Verder voert de stichting aan dat de rechtbank ten onrechte heeft overwogen dat de minister op grond van artikel 4:49, eerste lid, aanhef en onder a, van de Awb bevoegd was de bekostiging te wijzigen. De stichting wijst erop, dat de minister wist dat schoolbesturen niet bekend waren met een getalscriterium en het daarom op de weg van de minister had gelegen om voor de vaststelling van de bekostiging de aangeleverde gegevens te controleren. Ten tijde van de vaststelling van de bekostiging op grond van de Regeling 2017 op 11 oktober 2017 waren volgens de stichting bij de minister de gegevens beschikbaar om de juiste bekostiging vast te stellen. Nu de minister zich niet op het standpunt kan stellen dat zich feiten of omstandigheden voordoen waarvan hij op dat tijdstip bij de subsidievaststelling redelijkerwijs niet op de hoogte kon zijn, is niet voldaan aan het bepaalde in artikel 4:49, eerste lid, aanhef en onder a, van de Awb, aldus de stichting.
De stichting betoogt dat de rechtbank ten onrechte heeft geoordeeld dat de minister in de Regeling 2017 een getalscriterium heeft mogen opnemen dat wordt bepaald door het aantal leerlingen dat overgaat.
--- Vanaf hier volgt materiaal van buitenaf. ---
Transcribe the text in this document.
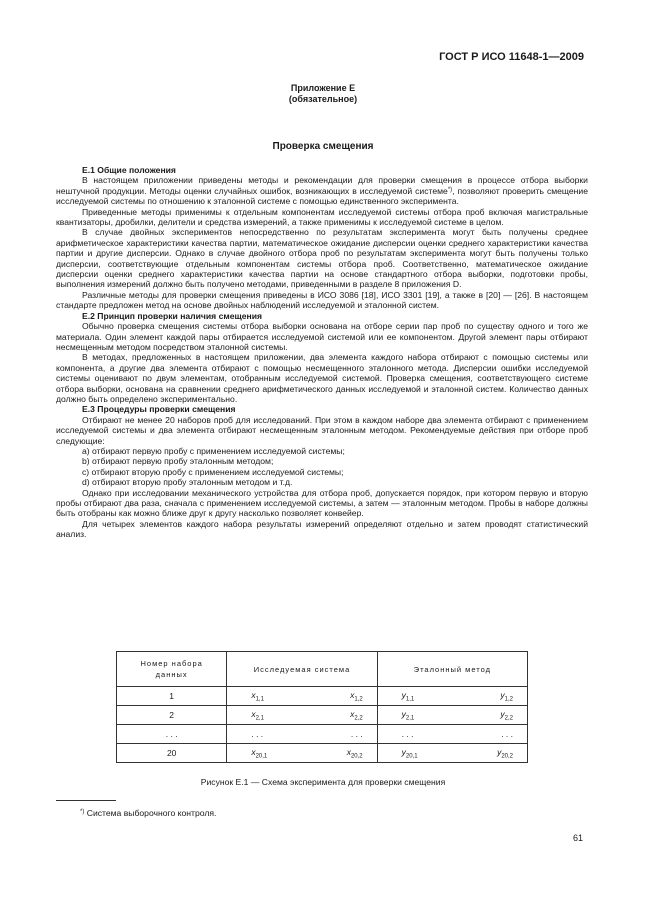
ГОСТ Р ИСО 11648-1—2009
Приложение Е
(обязательное)
Проверка смещения
Е.1 Общие положения

В настоящем приложении приведены методы и рекомендации для проверки смещения в процессе отбора выборки нештучной продукции. Методы оценки случайных ошибок, возникающих в исследуемой системе*), позволяют проверить смещение исследуемой системы по отношению к эталонной системе с помощью единственного эксперимента.

Приведенные методы применимы к отдельным компонентам исследуемой системы отбора проб включая магистральные квантизаторы, дробилки, делители и средства измерений, а также применимы к исследуемой системе в целом.

В случае двойных экспериментов непосредственно по результатам эксперимента могут быть получены среднее арифметическое характеристики качества партии, математическое ожидание дисперсии оценки среднего характеристики качества партии и другие дисперсии. Однако в случае двойного отбора проб по результатам эксперимента могут быть получены только дисперсии, соответствующие отдельным компонентам системы отбора проб. Соответственно, математическое ожидание дисперсии оценки среднего характеристики качества партии на основе стандартного отбора выборки, подготовки пробы, выполнения измерений должно быть получено методами, приведенными в разделе 8 приложения D.

Различные методы для проверки смещения приведены в ИСО 3086 [18], ИСО 3301 [19], а также в [20] — [26]. В настоящем стандарте предложен метод на основе двойных наблюдений исследуемой и эталонной систем.

Е.2 Принцип проверки наличия смещения

Обычно проверка смещения системы отбора выборки основана на отборе серии пар проб по существу одного и того же материала. Один элемент каждой пары отбирается исследуемой системой или ее компонентом. Другой элемент пары отбирают несмещенным методом посредством эталонной системы.

В методах, предложенных в настоящем приложении, два элемента каждого набора отбирают с помощью системы или компонента, а другие два элемента отбирают с помощью несмещенного эталонного метода. Дисперсии ошибки исследуемой системы оценивают по двум элементам, отобранным исследуемой системой. Проверка смещения, соответствующего системе отбора выборки, основана на сравнении среднего арифметического данных исследуемой и эталонной систем. Количество данных должно быть определено экспериментально.

Е.3 Процедуры проверки смещения

Отбирают не менее 20 наборов проб для исследований. При этом в каждом наборе два элемента отбирают с применением исследуемой системы и два элемента отбирают несмещенным эталонным методом. Рекомендуемые действия при отборе проб следующие:

a) отбирают первую пробу с применением исследуемой системы;
b) отбирают первую пробу эталонным методом;
c) отбирают вторую пробу с применением исследуемой системы;
d) отбирают вторую пробу эталонным методом и т.д.

Однако при исследовании механического устройства для отбора проб, допускается порядок, при котором первую и вторую пробы отбирают два раза, сначала с применением исследуемой системы, а затем — эталонным методом. Пробы в наборе должны быть отобраны как можно ближе друг к другу насколько позволяет конвейер.

Для четырех элементов каждого набора результаты измерений определяют отдельно и затем проводят статистический анализ.

Номер набора
данных	Исследуемая система	Эталонный метод
1	$x_{1,1}$ $x_{1,2}$	$y_{1,1}$ $y_{1,2}$

2	$x_{2,1}$ $x_{2,2}$	$y_{2,1}$ $y_{2,2}$

. . .	. . . . . .	. . . . . .

20	$x_{20,1}$ $x_{20,2}$	$y_{20,1}$ $y_{20,2}$
Рисунок Е.1 — Схема эксперимента для проверки смещения
*) Система выборочного контроля.
61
Door daarbij te betrekken dat aan de stichting wel bijzondere bekostiging voor beperkte fusie-instroom is toegekend en dit mede kan worden ingezet voor de bekostiging van overtollig personeel, heeft de rechtbank volgens de stichting niet onderkend dat de reguliere bekostiging niet is toegekend en de bijzondere bekostiging niet is bedoeld voor de reguliere personeelskosten. De stichting wijst erop dat zij voor de leerlingen die zijn overgegaan naar de Ds. Derksenschool bekostiging had moeten krijgen.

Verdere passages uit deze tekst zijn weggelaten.